—Au contraire, monseigneur, ceux-ci ont une complaisance qui facilite les expériences; d'ailleurs, j'allais ajouter que j'ai aussi expérimenté dans les maisons de fous, et les résultats obtenus dépassent toutes les prévisions de la science. C'est à confondre l'entendement.
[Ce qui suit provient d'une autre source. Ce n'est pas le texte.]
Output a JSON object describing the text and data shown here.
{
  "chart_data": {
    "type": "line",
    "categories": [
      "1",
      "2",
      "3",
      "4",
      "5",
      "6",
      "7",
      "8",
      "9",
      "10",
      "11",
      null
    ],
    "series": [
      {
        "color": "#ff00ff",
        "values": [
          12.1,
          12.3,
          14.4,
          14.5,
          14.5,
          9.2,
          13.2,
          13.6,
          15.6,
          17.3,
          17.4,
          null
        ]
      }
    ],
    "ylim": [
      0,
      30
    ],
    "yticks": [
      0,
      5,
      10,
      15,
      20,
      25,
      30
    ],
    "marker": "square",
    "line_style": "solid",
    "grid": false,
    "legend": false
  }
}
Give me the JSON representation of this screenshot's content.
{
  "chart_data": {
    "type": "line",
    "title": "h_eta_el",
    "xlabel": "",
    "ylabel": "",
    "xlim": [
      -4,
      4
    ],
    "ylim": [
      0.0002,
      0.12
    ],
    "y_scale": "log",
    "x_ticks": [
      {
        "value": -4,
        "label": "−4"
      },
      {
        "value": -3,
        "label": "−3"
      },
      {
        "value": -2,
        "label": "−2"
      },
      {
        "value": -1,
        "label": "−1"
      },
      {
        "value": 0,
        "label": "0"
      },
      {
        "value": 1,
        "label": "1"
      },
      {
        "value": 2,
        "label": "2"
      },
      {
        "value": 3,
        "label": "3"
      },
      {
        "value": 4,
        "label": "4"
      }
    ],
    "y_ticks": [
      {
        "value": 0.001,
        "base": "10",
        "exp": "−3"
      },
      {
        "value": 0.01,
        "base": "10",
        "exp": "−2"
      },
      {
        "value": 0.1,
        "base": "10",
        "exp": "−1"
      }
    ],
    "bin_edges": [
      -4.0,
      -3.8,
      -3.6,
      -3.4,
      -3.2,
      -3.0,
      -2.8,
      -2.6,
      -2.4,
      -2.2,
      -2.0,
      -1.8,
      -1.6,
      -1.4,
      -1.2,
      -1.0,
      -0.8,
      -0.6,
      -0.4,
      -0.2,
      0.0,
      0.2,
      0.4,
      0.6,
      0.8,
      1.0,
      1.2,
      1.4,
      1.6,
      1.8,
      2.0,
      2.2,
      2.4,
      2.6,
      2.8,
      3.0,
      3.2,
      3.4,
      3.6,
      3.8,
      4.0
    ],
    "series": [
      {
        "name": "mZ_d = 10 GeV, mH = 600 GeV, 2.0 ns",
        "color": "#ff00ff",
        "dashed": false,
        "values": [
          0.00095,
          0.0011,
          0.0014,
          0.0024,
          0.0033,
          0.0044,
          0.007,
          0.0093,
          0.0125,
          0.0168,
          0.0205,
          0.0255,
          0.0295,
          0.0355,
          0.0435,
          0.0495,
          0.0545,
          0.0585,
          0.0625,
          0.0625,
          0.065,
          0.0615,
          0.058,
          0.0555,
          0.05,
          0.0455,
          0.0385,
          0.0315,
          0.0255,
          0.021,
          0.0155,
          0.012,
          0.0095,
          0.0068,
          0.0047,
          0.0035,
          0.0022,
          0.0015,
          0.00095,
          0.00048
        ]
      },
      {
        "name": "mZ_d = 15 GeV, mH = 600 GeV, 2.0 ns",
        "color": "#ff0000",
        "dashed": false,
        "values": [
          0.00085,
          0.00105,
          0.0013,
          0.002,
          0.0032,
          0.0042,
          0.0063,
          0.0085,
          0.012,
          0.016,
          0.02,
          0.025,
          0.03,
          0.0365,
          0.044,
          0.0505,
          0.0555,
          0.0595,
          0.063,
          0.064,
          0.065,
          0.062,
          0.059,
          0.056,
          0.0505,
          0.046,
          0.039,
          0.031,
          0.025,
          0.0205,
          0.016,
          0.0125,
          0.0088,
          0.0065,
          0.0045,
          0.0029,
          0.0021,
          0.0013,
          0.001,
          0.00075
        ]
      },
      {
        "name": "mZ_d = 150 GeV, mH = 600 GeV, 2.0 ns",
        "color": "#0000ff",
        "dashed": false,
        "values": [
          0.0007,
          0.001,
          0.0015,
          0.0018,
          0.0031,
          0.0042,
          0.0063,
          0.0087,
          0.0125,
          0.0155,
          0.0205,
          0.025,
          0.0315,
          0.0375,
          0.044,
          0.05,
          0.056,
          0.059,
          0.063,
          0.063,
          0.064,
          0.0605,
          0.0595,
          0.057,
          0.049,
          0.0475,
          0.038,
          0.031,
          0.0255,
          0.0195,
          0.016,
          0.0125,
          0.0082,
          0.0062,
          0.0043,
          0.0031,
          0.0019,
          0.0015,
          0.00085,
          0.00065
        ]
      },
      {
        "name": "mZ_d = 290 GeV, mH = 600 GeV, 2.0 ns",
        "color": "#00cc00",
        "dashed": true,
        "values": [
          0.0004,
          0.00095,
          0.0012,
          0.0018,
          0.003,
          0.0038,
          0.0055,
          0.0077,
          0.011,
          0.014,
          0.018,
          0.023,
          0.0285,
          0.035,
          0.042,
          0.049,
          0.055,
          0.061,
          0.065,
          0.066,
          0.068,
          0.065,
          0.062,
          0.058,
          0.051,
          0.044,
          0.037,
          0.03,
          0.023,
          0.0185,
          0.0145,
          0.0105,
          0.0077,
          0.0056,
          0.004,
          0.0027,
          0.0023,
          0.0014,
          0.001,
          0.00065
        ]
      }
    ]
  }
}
—Vous avez guéri les fous?

—Oh! non, monseigneur! Si je les avais guéris, j'étais vaincu, puisque je changeais les conditions de vie morale de leur cervelle. J'ai remarqué que non-seulement ils étaient le lendemain aussi fous que la veille, mais qu'il y avait même une petite recrudescence, un progrès.

—Voilà qui est tout à fait péremptoire, dit le prince: vous me montrerez ces bienheureux fous, assez sages pour ne pas guérir. Mais sur qui allons-nous opérer?

—Je pensais que monseigneur serait enchanté de dormir sans mauvais rêves et de donner le bon exemple à ses sujets.

—Sans doute, sans doute; mais je ne serais pas fâché non plus d'avoir vu l'opération réussir sur mes ministres d'abord; je vous les abandonne.

—Monseigneur sera content.

—Eh bien, mon cher Marforio, je ne m'étais jamais douté que le dernier terme du progrès et le dernier mot de la science était de fêler les crânes! Je suis curieux de vous voir à l'œuvre; quand commençons-nous?

—Quand il plaira à Votre Altesse.

—Il faut que je prépare mon ministère à l'opération; ces gaillards-là n'auraient qu'à vouloir garder leurs cervelles intactes.